Editor's note: Every week, HuffPost Religion shines a spotlight on religious people doing good work in their communities. If you would like to recommend a faith-inspired organization, initiative or person in your community, send an email to firstname.lastname@example.org or tweet to @huffpostrelig using the hashtag #faithinspires.
On a hot weekend in July, Muslim women were hard at work operating a flea market to raise funds for fall programming at their Muslim American Society community center in Astoria, N.Y.
The flea market sold an eclectic array of second hand possessions including clothing, household goods and entertainment items. Hosted during the Islamic month of Ramadan, flea market volunteers expressed some fatigue from fasting in the heat but the overall atmosphere was joyful.
The flea market serves as community fundraiser where proceeds are donated to the center that offers programs in education, community service and youth development.
Community center administrative director Sadete Mujovic told The Huffington Post, “We sold most of the items and did very well. People who bought things ended up making donations too.”
The flea market had a dual purpose because community members found out about the programs as they shopped. Through the event, Mujovic fielded new suggestions for how to structure and schedule upcoming programs.

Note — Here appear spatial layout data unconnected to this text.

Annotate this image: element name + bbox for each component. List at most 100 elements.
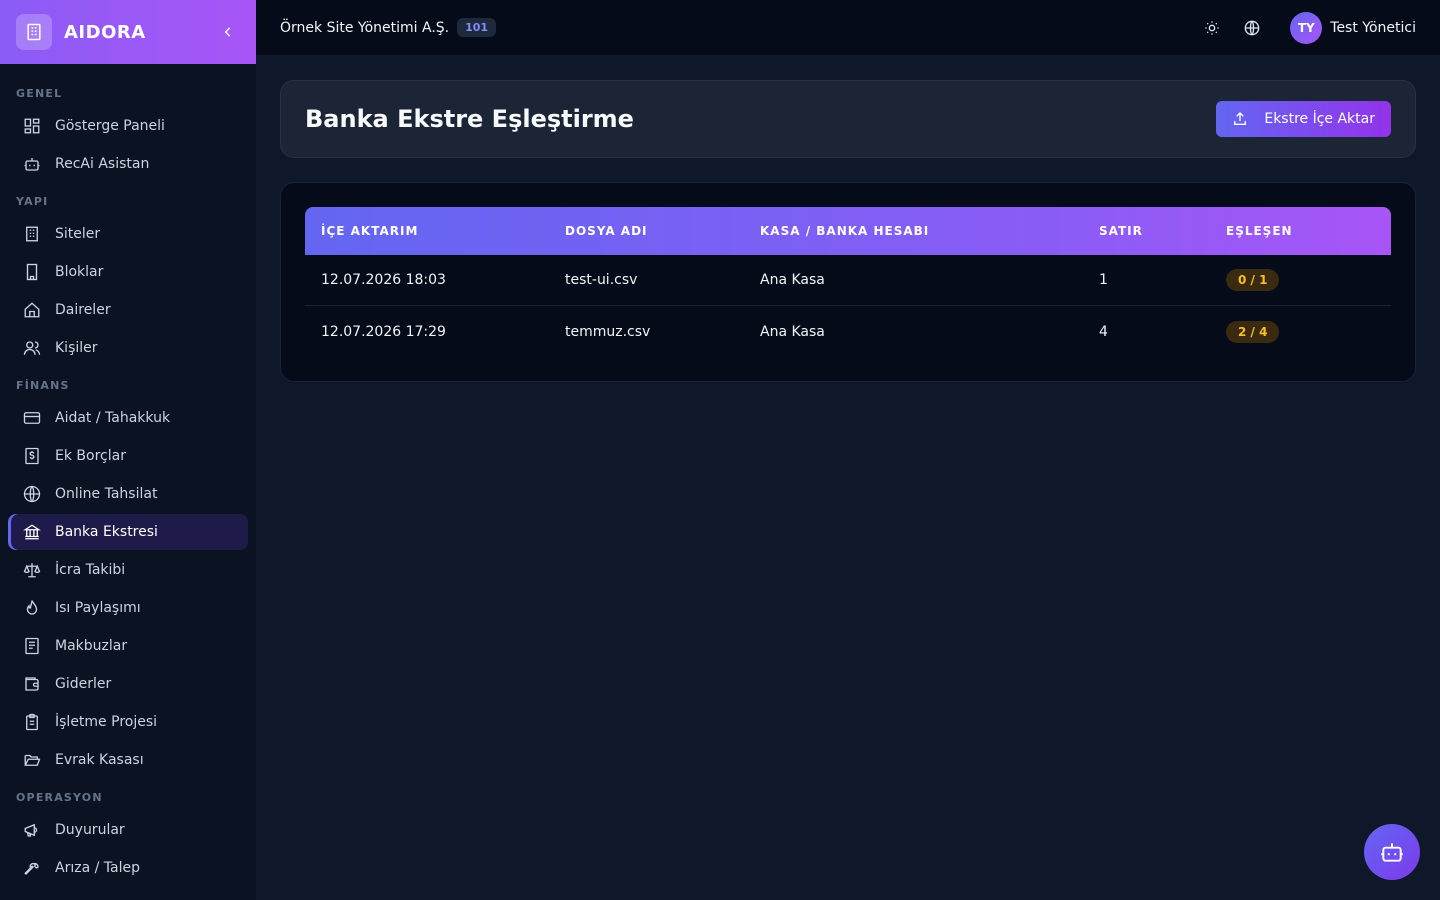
sidebar-item-label: Duyurular [55, 822, 125, 838]
cell-account: Ana Kasa [760, 272, 825, 288]
sidebar-item-daireler[interactable]: Daireler [8, 292, 248, 328]
user-menu[interactable]: TY Test Yönetici [1290, 11, 1416, 44]
sidebar-item-isletme-projesi[interactable]: İşletme Projesi [8, 704, 248, 740]
avatar: TY [1290, 11, 1323, 44]
sidebar-item-bloklar[interactable]: Bloklar [8, 254, 248, 290]
imports-table-card: İÇE AKTARIM DOSYA ADI KASA / BANKA HESAB… [280, 182, 1416, 382]
sidebar-item-online-tahsilat[interactable]: Online Tahsilat [8, 476, 248, 512]
import-statement-button[interactable]: Ekstre İçe Aktar [1216, 101, 1391, 137]
sidebar: AIDORA GENEL Gösterge Paneli RecAi Asist… [0, 0, 256, 900]
document-icon [22, 636, 42, 656]
sidebar-item-label: Arıza / Talep [55, 860, 140, 876]
sun-icon [1205, 20, 1219, 35]
import-button-label: Ekstre İçe Aktar [1264, 111, 1375, 127]
sidebar-nav: GENEL Gösterge Paneli RecAi Asistan YAPI… [0, 64, 256, 886]
sidebar-item-banka-ekstresi[interactable]: Banka Ekstresi [8, 514, 248, 550]
sidebar-item-isi-paylasimi[interactable]: Isı Paylaşımı [8, 590, 248, 626]
wallet-icon [22, 674, 42, 694]
users-icon [22, 338, 42, 358]
collapse-sidebar-button[interactable] [216, 20, 240, 44]
sidebar-item-giderler[interactable]: Giderler [8, 666, 248, 702]
organization-name[interactable]: Örnek Site Yönetimi A.Ş. [280, 20, 449, 36]
sidebar-item-label: Gösterge Paneli [55, 118, 165, 134]
cell-row-count: 4 [1099, 323, 1108, 340]
upload-icon [1232, 111, 1248, 127]
sidebar-item-label: Kişiler [55, 340, 98, 356]
sidebar-item-evrak-kasasi[interactable]: Evrak Kasası [8, 742, 248, 778]
sidebar-item-label: İşletme Projesi [55, 714, 158, 730]
section-title-genel: GENEL [16, 87, 63, 100]
sidebar-item-label: Aidat / Tahakkuk [55, 410, 171, 426]
matched-badge: 2 / 4 [1226, 320, 1280, 343]
sidebar-item-ek-borclar[interactable]: Ek Borçlar [8, 438, 248, 474]
sidebar-item-dashboard[interactable]: Gösterge Paneli [8, 108, 248, 144]
sidebar-item-makbuzlar[interactable]: Makbuzlar [8, 628, 248, 664]
sidebar-item-kisiler[interactable]: Kişiler [8, 330, 248, 366]
column-header-account[interactable]: KASA / BANKA HESABI [760, 224, 1099, 238]
theme-toggle-button[interactable] [1196, 12, 1228, 44]
wrench-icon [22, 858, 42, 878]
table-row[interactable]: 12.07.2026 18:03 test-ui.csv Ana Kasa 1 … [305, 255, 1391, 306]
bot-icon [1381, 843, 1403, 862]
sidebar-item-siteler[interactable]: Siteler [8, 216, 248, 252]
building-logo-icon [16, 14, 52, 50]
section-title-finans: FİNANS [16, 379, 70, 392]
table-row[interactable]: 12.07.2026 17:29 temmuz.csv Ana Kasa 4 2… [305, 306, 1391, 357]
sidebar-item-label: Online Tahsilat [55, 486, 158, 502]
receipt-dollar-icon [22, 446, 42, 466]
sidebar-item-label: Giderler [55, 676, 112, 692]
matched-badge: 0 / 1 [1226, 269, 1280, 291]
globe-icon [1244, 20, 1260, 35]
main-content: Banka Ekstre Eşleştirme Ekstre İçe Aktar… [280, 80, 1416, 382]
sidebar-item-label: Daireler [55, 302, 111, 318]
sidebar-item-label: Bloklar [55, 264, 104, 280]
sidebar-item-label: Evrak Kasası [55, 752, 144, 768]
sidebar-item-ariza-talep[interactable]: Arıza / Talep [8, 850, 248, 886]
building-2-icon [22, 262, 42, 282]
language-button[interactable] [1236, 12, 1268, 44]
cell-import-date: 12.07.2026 17:29 [321, 323, 446, 340]
cell-file-name: temmuz.csv [565, 323, 651, 340]
home-icon [22, 300, 42, 320]
sidebar-item-label: Banka Ekstresi [55, 524, 158, 540]
brand-header: AIDORA [0, 0, 256, 64]
page-header-card: Banka Ekstre Eşleştirme Ekstre İçe Aktar [280, 80, 1416, 158]
sidebar-item-label: Isı Paylaşımı [55, 600, 141, 616]
sidebar-item-label: Siteler [55, 226, 101, 242]
clipboard-icon [22, 712, 42, 732]
folder-open-icon [22, 750, 42, 770]
table-header: İÇE AKTARIM DOSYA ADI KASA / BANKA HESAB… [305, 207, 1391, 255]
sidebar-item-label: İcra Takibi [55, 562, 126, 578]
globe-icon [22, 484, 42, 504]
section-title-yapi: YAPI [16, 195, 49, 208]
topbar: Örnek Site Yönetimi A.Ş. 101 TY Test Yön… [256, 0, 1440, 56]
dashboard-icon [22, 116, 42, 136]
sidebar-item-label: Ek Borçlar [55, 448, 126, 464]
cell-account: Ana Kasa [760, 323, 825, 340]
sidebar-item-recai[interactable]: RecAi Asistan [8, 146, 248, 182]
cell-file-name: test-ui.csv [565, 272, 638, 288]
sidebar-item-icra-takibi[interactable]: İcra Takibi [8, 552, 248, 588]
sidebar-item-duyurular[interactable]: Duyurular [8, 812, 248, 848]
megaphone-icon [22, 820, 42, 840]
building-icon [22, 224, 42, 244]
assistant-fab-button[interactable] [1364, 824, 1420, 880]
bank-icon [22, 522, 42, 542]
page-title: Banka Ekstre Eşleştirme [305, 105, 634, 133]
sidebar-item-label: Makbuzlar [55, 638, 128, 654]
user-name: Test Yönetici [1330, 19, 1416, 36]
chevron-left-icon [224, 27, 231, 37]
credit-card-icon [22, 408, 42, 428]
sidebar-item-label: RecAi Asistan [55, 156, 150, 172]
section-title-operasyon: OPERASYON [16, 791, 103, 804]
flame-icon [22, 598, 42, 618]
cell-row-count: 1 [1099, 272, 1108, 288]
column-header-import[interactable]: İÇE AKTARIM [305, 224, 565, 238]
column-header-file[interactable]: DOSYA ADI [565, 224, 760, 238]
cell-import-date: 12.07.2026 18:03 [321, 272, 446, 288]
column-header-rows[interactable]: SATIR [1099, 224, 1226, 238]
column-header-matched[interactable]: EŞLEŞEN [1226, 224, 1391, 238]
sidebar-item-aidat[interactable]: Aidat / Tahakkuk [8, 400, 248, 436]
scale-icon [22, 560, 42, 580]
organization-badge: 101 [457, 18, 497, 37]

While the center offers a variety of programs, Mujovic is in charge of the women’s fitness and health programs which range from Pilates classes to health awareness courses about various issues like diabetes. One notable event is a youth program called Friday Night Live, where young people gather for lectures on different topics in Islam and society. A recent topic from Friday Night Live was how young teens can increase their confidence.
Astoria is home to ethnic groups like Italians and Greeks. Ahmed Jamil, president of the community center, told the Times Ledger when the center opened its doors in February 2012 that the center’s focus is to “lift up the individual, family and society for every New Yorker -- both Muslim and non-Muslim alike.”
Diverse passerby stopped by the market set up near two Mosques that are walking distance of community center just south of 25th Avenue in Astoria. Speaking about the market’s deeper purpose to connect Astoria residents, Mujovic told The Huffington Post, “We are from different parts of the world. We are believers of different religions but we are one entity.”
The center is a branch of Muslim American Society (MAS), which is a nationwide nonprofit, religious, social and cultural organization. According to their website, MAS’s mission is to move people to strive for God-consciousness, liberty and justice, and to convey Islam with utmost clarity.